Ethnologie, Berry, Périgord, Auvergne, Bergerac, Dordogne, Loire, tradition orale, mémoire paysanne, recherche sur le paysage, randonnées pédestres en Auvergne et Pyrénées, contes et légendes, Histoire.


Alain Corbin et la quête du silence

Publié par Bernard Stéphan sur 13 Juin 2016, 15:05pm

Catégories : #Littérature

Un lieu de silence: les estives du plateau du Guéry dans les Monts Dore en Auvergne. Seul le son des campanes des troupeaux vient souligner ce silence sur lequel a enquêté l'historien Alain Corbin.
Un lieu de silence: les estives du plateau du Guéry dans les Monts Dore en Auvergne. Seul le son des campanes des troupeaux vient souligner ce silence sur lequel a enquêté l'historien Alain Corbin.

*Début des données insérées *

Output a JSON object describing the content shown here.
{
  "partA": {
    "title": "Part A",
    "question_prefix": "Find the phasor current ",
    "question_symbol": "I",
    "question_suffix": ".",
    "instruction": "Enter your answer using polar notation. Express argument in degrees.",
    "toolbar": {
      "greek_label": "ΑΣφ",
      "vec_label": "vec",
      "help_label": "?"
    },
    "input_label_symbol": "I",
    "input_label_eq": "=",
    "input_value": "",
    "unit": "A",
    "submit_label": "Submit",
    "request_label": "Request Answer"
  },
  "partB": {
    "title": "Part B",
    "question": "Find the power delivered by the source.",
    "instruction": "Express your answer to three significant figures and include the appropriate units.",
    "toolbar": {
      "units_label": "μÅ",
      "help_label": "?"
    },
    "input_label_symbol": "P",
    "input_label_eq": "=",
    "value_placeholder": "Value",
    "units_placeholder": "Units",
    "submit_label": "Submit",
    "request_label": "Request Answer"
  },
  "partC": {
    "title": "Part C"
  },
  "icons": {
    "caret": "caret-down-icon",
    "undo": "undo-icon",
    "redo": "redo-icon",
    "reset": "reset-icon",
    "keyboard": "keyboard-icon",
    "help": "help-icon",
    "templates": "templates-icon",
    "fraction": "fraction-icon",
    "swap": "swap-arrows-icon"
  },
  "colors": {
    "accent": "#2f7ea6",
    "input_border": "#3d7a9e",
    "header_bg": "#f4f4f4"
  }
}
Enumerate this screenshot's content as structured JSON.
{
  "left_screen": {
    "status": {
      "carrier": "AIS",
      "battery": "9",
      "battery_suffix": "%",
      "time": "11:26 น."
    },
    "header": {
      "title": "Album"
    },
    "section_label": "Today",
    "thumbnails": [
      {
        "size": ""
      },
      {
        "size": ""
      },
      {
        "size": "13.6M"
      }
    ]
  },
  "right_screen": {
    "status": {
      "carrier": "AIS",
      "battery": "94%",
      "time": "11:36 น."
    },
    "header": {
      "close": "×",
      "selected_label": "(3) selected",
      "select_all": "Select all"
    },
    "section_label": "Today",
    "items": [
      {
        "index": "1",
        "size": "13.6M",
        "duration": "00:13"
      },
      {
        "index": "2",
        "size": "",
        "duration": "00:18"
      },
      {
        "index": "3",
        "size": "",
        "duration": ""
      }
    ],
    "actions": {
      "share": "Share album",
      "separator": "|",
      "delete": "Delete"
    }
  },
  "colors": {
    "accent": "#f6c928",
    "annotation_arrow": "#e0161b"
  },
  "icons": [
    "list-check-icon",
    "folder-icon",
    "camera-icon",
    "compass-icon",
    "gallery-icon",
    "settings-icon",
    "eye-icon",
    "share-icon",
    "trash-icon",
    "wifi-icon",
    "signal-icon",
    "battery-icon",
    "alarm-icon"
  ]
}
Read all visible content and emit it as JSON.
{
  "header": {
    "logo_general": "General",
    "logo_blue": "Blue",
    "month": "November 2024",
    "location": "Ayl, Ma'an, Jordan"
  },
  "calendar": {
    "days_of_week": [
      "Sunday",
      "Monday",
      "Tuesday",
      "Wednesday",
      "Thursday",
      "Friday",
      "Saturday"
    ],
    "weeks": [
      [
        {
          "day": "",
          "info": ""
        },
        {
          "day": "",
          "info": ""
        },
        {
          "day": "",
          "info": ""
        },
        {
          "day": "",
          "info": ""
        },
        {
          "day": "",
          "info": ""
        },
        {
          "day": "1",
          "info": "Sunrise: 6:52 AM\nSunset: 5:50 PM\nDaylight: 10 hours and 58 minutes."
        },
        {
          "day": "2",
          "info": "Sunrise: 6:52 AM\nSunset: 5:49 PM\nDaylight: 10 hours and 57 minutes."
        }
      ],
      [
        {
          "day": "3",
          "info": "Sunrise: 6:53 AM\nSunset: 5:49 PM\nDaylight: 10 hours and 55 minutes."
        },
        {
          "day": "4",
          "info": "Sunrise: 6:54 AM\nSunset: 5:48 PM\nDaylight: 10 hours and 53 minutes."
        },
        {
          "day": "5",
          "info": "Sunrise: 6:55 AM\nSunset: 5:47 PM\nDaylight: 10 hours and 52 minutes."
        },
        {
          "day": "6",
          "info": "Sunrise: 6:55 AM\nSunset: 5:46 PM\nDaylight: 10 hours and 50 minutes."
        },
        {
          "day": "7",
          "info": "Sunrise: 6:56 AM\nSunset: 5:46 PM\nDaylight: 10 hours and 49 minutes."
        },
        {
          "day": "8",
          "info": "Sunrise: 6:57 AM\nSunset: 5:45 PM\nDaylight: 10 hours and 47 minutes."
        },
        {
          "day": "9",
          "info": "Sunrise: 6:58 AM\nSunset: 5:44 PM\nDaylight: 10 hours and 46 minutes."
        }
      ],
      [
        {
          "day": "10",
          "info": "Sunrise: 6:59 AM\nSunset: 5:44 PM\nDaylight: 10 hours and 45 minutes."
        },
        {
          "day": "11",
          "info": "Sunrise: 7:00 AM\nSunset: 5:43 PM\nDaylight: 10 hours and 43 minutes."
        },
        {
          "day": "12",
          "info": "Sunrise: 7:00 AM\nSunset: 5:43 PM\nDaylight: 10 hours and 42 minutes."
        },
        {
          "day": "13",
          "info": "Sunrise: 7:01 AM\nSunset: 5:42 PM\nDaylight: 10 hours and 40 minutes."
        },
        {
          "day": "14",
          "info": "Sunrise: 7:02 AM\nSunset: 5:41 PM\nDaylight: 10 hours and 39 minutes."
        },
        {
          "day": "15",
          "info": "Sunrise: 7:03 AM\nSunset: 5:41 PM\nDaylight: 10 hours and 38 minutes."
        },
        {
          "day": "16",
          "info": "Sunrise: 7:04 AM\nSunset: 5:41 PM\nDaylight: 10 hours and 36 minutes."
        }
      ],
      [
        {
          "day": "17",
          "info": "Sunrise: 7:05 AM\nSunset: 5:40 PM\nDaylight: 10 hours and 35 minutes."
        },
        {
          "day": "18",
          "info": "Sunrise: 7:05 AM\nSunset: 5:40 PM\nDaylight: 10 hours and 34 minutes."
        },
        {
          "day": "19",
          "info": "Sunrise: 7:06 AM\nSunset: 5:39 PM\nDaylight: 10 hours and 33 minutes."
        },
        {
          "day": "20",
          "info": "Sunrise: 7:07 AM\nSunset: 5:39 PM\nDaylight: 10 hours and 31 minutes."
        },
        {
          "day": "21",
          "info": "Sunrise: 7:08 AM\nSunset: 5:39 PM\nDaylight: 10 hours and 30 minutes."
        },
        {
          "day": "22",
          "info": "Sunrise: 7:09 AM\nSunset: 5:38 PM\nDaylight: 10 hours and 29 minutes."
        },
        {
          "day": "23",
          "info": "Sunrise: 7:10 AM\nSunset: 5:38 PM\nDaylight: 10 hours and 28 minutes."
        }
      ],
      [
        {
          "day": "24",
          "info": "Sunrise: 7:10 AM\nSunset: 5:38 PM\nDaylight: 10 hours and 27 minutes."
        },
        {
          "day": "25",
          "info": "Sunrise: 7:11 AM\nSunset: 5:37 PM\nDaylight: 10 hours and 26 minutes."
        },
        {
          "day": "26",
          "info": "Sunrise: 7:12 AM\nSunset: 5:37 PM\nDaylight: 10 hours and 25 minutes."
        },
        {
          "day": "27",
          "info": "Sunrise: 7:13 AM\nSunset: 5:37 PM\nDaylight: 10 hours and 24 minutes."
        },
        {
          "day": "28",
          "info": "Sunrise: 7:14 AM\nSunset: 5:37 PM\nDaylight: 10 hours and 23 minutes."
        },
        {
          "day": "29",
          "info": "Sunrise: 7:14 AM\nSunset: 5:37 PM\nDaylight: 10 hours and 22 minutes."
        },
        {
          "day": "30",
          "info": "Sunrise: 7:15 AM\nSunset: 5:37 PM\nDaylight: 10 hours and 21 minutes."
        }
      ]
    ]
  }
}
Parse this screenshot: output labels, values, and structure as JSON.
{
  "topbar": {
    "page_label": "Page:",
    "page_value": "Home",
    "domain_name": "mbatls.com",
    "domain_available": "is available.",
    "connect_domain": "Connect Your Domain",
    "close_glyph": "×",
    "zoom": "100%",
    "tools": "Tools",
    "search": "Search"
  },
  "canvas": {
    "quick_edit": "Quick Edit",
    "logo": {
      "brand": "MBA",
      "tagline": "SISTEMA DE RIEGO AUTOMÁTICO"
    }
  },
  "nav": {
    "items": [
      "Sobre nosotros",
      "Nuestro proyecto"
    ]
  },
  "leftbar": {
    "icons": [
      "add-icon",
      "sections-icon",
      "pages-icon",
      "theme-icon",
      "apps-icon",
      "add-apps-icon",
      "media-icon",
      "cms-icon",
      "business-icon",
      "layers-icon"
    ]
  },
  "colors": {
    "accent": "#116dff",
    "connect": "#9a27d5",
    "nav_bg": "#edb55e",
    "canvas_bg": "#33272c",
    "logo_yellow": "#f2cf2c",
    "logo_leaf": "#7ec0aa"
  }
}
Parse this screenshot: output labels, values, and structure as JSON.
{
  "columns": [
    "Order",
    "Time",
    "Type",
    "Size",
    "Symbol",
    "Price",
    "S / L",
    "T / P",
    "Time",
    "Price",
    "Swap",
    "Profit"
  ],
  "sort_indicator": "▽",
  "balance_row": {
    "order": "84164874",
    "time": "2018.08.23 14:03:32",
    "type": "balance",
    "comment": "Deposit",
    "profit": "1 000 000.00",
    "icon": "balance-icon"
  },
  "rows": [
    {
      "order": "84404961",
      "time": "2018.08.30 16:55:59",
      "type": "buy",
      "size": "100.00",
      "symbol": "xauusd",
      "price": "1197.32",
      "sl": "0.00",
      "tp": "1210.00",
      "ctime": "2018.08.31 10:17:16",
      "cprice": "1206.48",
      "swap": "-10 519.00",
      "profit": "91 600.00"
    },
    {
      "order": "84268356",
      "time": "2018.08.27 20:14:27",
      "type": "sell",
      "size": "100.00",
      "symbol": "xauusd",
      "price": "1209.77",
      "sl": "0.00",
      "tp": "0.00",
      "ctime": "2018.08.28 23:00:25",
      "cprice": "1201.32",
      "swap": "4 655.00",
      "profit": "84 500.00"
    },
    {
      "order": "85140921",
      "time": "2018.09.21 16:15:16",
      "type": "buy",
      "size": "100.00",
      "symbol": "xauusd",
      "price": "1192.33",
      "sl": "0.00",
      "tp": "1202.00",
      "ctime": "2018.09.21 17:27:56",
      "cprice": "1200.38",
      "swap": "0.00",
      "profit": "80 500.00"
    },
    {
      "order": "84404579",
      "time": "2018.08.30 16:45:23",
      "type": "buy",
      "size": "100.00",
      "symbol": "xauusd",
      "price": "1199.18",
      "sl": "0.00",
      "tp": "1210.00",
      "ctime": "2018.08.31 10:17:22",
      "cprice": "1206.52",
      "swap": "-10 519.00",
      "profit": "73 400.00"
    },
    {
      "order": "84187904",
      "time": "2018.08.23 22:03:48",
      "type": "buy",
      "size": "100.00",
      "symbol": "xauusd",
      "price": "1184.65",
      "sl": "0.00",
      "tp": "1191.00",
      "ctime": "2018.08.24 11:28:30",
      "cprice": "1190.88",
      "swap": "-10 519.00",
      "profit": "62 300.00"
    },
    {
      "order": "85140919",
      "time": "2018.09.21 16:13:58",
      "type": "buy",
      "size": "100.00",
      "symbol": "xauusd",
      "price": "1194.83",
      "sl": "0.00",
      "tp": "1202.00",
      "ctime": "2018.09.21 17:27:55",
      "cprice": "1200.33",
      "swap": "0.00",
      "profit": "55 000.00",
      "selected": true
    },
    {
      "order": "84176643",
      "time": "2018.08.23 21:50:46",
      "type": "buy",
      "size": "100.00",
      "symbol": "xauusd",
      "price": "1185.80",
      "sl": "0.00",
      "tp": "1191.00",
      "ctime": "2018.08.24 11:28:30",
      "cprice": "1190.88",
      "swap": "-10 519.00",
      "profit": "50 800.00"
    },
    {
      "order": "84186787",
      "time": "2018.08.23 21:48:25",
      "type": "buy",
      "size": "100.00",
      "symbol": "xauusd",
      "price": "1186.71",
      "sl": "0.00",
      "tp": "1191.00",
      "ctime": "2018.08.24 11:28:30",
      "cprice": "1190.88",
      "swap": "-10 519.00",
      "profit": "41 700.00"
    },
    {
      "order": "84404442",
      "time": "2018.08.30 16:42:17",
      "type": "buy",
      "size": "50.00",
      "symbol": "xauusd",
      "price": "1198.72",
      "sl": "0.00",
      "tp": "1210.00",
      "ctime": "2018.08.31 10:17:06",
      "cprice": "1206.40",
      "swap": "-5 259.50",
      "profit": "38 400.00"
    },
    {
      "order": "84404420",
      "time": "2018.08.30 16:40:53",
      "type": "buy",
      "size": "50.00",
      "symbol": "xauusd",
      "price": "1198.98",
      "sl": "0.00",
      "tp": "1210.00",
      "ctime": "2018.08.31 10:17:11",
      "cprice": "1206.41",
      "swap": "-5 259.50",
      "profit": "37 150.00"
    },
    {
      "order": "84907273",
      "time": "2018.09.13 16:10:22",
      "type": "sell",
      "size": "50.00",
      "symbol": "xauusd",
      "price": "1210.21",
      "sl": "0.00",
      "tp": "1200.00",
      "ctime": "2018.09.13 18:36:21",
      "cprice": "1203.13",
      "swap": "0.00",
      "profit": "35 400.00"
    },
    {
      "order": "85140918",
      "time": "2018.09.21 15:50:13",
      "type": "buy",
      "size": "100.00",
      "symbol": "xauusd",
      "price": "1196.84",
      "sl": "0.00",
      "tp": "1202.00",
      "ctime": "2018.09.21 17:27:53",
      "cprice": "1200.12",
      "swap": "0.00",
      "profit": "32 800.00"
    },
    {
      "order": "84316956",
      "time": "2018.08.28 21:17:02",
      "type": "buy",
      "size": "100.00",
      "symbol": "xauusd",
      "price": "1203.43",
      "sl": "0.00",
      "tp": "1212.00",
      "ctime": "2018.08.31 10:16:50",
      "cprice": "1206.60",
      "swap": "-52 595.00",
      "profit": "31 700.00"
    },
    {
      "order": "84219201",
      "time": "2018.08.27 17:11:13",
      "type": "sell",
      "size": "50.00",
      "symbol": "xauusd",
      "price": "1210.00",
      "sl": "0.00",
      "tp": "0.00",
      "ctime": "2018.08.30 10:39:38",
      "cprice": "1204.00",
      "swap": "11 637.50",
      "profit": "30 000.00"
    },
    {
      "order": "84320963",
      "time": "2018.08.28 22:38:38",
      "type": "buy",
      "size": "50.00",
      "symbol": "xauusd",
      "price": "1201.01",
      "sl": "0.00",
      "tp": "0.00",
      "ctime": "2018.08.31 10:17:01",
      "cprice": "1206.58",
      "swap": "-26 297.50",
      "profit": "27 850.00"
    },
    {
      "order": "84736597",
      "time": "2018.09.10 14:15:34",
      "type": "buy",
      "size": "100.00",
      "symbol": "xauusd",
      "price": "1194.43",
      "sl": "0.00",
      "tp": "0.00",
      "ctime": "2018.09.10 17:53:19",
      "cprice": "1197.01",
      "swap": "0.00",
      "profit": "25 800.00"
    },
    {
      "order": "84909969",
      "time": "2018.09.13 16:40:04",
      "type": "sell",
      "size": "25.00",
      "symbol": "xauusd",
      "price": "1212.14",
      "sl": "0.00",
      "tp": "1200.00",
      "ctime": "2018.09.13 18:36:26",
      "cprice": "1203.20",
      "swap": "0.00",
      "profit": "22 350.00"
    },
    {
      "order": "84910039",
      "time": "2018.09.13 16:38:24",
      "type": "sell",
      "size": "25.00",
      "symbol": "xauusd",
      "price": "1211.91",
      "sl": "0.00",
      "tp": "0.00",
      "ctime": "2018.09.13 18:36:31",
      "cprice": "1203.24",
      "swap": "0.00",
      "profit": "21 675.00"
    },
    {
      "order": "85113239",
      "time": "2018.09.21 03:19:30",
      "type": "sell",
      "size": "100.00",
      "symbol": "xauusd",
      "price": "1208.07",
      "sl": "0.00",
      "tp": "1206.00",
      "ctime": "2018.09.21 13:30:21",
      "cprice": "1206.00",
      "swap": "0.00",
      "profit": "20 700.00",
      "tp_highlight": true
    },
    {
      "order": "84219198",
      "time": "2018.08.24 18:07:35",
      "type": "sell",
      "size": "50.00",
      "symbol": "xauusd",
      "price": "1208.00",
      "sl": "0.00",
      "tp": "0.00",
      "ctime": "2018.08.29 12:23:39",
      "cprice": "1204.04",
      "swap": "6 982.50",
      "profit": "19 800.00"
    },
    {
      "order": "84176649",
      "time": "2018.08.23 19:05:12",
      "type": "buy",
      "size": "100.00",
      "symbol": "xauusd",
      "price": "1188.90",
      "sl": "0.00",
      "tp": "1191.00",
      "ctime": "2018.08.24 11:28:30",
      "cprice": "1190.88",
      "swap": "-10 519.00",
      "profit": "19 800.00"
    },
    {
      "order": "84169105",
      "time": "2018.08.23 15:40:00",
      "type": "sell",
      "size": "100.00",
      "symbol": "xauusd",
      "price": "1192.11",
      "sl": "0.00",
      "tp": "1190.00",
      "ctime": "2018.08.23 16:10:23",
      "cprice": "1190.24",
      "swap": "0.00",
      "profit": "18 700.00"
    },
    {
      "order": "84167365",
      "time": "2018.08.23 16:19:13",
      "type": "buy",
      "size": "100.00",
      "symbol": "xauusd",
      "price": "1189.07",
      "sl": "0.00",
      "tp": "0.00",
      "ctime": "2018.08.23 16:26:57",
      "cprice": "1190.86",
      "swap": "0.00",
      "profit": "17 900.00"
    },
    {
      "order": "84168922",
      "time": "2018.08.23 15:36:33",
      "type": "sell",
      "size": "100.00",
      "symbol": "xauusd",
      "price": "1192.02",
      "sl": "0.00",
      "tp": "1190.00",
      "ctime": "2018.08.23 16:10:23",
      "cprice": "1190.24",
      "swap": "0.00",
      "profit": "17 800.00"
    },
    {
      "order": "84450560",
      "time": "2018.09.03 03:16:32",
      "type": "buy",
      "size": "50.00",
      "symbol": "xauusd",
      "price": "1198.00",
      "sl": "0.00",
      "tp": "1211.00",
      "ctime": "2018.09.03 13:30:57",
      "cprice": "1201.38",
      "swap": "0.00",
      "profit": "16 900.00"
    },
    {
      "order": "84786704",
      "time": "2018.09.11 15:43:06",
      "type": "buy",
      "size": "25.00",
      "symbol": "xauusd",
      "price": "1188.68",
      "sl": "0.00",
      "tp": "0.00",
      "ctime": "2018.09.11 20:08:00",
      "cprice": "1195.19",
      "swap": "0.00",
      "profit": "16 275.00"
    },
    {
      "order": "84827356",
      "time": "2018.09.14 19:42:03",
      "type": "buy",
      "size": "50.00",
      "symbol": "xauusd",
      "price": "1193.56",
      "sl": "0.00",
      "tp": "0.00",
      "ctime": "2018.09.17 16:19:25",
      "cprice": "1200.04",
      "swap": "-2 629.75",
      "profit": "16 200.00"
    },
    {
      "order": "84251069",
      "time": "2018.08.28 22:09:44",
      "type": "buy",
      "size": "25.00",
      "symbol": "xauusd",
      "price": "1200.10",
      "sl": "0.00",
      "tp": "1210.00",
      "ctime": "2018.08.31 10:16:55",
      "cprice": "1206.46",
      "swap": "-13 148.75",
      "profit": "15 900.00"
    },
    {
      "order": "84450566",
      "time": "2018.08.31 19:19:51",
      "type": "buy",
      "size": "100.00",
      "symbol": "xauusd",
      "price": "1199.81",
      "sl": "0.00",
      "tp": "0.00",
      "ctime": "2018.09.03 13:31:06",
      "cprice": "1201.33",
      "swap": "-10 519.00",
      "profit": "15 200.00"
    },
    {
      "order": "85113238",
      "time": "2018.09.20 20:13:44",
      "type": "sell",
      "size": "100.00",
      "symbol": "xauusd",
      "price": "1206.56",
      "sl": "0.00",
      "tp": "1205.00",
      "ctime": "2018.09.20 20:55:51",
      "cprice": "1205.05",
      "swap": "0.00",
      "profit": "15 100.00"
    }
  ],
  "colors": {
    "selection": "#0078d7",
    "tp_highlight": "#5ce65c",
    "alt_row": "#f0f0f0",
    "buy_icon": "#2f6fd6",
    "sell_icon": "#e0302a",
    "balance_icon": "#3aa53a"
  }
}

Un lieu de silence: les estives du plateau du Guéry dans les Monts Dore en Auvergne. Seul le son des campanes des troupeaux vient souligner ce silence sur lequel a enquêté l'historien Alain Corbin.

Interview d’Alain Corbin, historien des sensations, auteur d'une Histoire du silence.- 

Est-ce que notre société fait du silence une étrangeté ?

Il est évident que notre société a peur du silence. Cette peur est très très nette chez les enfants et les adolescents qui se précipitent sur les jeux vidéos, sur la tablette pour occuper le silence alors que les générations passées, les gens de mon âge, c'était l'ordinaire pour un enfant de regarder par la fenêtre de sa chambre, ce n'était pas synonyme d'ennui. Il est évident qu'on a peur du silence qui peut aller à un certain tragique à une certaine terreur de se retrouver seul avec soi-même. Mais il y a malgré tout des gens qui cherchent le silence, qui le vivent encore aujourd'hui, les moines, les moniales, les randonneurs. J'ai traversé le Massif central à pied, dans  les deux sens, c'est à dire Saint-Chamont- Nîmes et Beaucaire-Conques en 1971 et 1972, j'ai fait le Gévaudan, le Velay, les Causses.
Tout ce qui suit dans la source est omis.